Bill Fritsche, who is Noel’s attorney, said the crime Noel was convicted of did not classify him as a sexually violent predator. Noel was given the status because he failed to register as a sex offender in Oregon, Fritsche said.
Fritsche said he spoke to Noel on Friday and that Noel wants the community to not be afraid of his presence in Routt County.
“He said, ‘The county does not need to be afraid of me,'” Fritsche said. “(Noel) is within himself. He doesn’t strike me as a dangerous guy. He strikes me as very mellow.”
Wall and Rae conveyed messages that any retaliation or vigilantism against Noel would not be tolerated, and that such behavior could be worse for a community because it forces the sexual offender “underground.”

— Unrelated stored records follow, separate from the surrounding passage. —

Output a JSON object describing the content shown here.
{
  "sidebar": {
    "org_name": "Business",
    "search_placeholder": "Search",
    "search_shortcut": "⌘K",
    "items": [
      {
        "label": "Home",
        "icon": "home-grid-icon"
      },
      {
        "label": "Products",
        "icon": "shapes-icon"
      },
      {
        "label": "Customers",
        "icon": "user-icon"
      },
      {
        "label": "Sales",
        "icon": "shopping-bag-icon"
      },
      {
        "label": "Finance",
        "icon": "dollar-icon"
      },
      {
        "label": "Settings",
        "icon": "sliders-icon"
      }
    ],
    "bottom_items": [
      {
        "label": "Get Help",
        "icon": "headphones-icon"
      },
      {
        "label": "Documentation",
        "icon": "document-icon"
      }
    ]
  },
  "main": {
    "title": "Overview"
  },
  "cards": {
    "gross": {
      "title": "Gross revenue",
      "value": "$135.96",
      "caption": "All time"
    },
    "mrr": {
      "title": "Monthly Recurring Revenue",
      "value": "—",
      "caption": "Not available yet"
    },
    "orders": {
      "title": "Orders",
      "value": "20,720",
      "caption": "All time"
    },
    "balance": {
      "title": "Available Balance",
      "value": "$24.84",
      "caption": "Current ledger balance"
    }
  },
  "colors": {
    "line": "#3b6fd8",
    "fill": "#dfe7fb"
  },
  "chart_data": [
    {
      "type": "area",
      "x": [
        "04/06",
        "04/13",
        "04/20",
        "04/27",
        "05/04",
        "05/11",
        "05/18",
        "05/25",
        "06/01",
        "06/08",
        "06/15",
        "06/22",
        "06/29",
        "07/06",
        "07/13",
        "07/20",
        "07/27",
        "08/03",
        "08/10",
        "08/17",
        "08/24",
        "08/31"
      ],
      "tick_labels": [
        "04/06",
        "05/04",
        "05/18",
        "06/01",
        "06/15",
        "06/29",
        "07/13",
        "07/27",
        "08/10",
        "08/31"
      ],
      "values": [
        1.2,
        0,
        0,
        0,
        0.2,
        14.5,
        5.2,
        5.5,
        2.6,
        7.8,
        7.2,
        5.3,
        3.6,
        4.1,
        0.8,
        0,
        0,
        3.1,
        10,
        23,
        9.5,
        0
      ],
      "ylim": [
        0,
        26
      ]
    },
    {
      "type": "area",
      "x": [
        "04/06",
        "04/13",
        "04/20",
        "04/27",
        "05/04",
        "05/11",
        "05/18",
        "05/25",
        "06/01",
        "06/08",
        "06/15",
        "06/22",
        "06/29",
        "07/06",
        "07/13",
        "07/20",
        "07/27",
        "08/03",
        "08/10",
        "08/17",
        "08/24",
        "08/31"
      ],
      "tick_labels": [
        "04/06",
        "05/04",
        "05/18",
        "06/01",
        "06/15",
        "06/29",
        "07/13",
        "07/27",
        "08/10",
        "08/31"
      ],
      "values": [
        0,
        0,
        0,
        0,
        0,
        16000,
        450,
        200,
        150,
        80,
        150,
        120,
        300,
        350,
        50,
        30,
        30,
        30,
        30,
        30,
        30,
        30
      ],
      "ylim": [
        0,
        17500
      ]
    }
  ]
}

“Vigilantism, harassment, threats and intimidation are counterproductive to the best interest and safety of the community,” Wall said. “We don’t want sex offenders to be driven underground. We want them to be visible. We want to know where they are.”
After the presentation, people were allowed to write down questions, which the panel answered as openly and honestly as possible.
Many questions referenced the safety of the community’s children, and what parents should do to protect their children.
“When I find out a sex offender has moved into Steamboat, I take the picture home and educate my kids,” Rae said. “We don’t want to let people change our lives. It’s not, ‘Oh my God, I can’t let the kids go outside.’ It’s not about that. It’s about education.”
Rae suggested parents explain the situation to children and how to be safe, but to avoid frightening details.
Sexual offender registries are available for viewing at the Routt County Sheriff’s Office, the Steamboat Springs Police Department and on their Web sites as well as on the Colorado Bureau of Investigation Web site.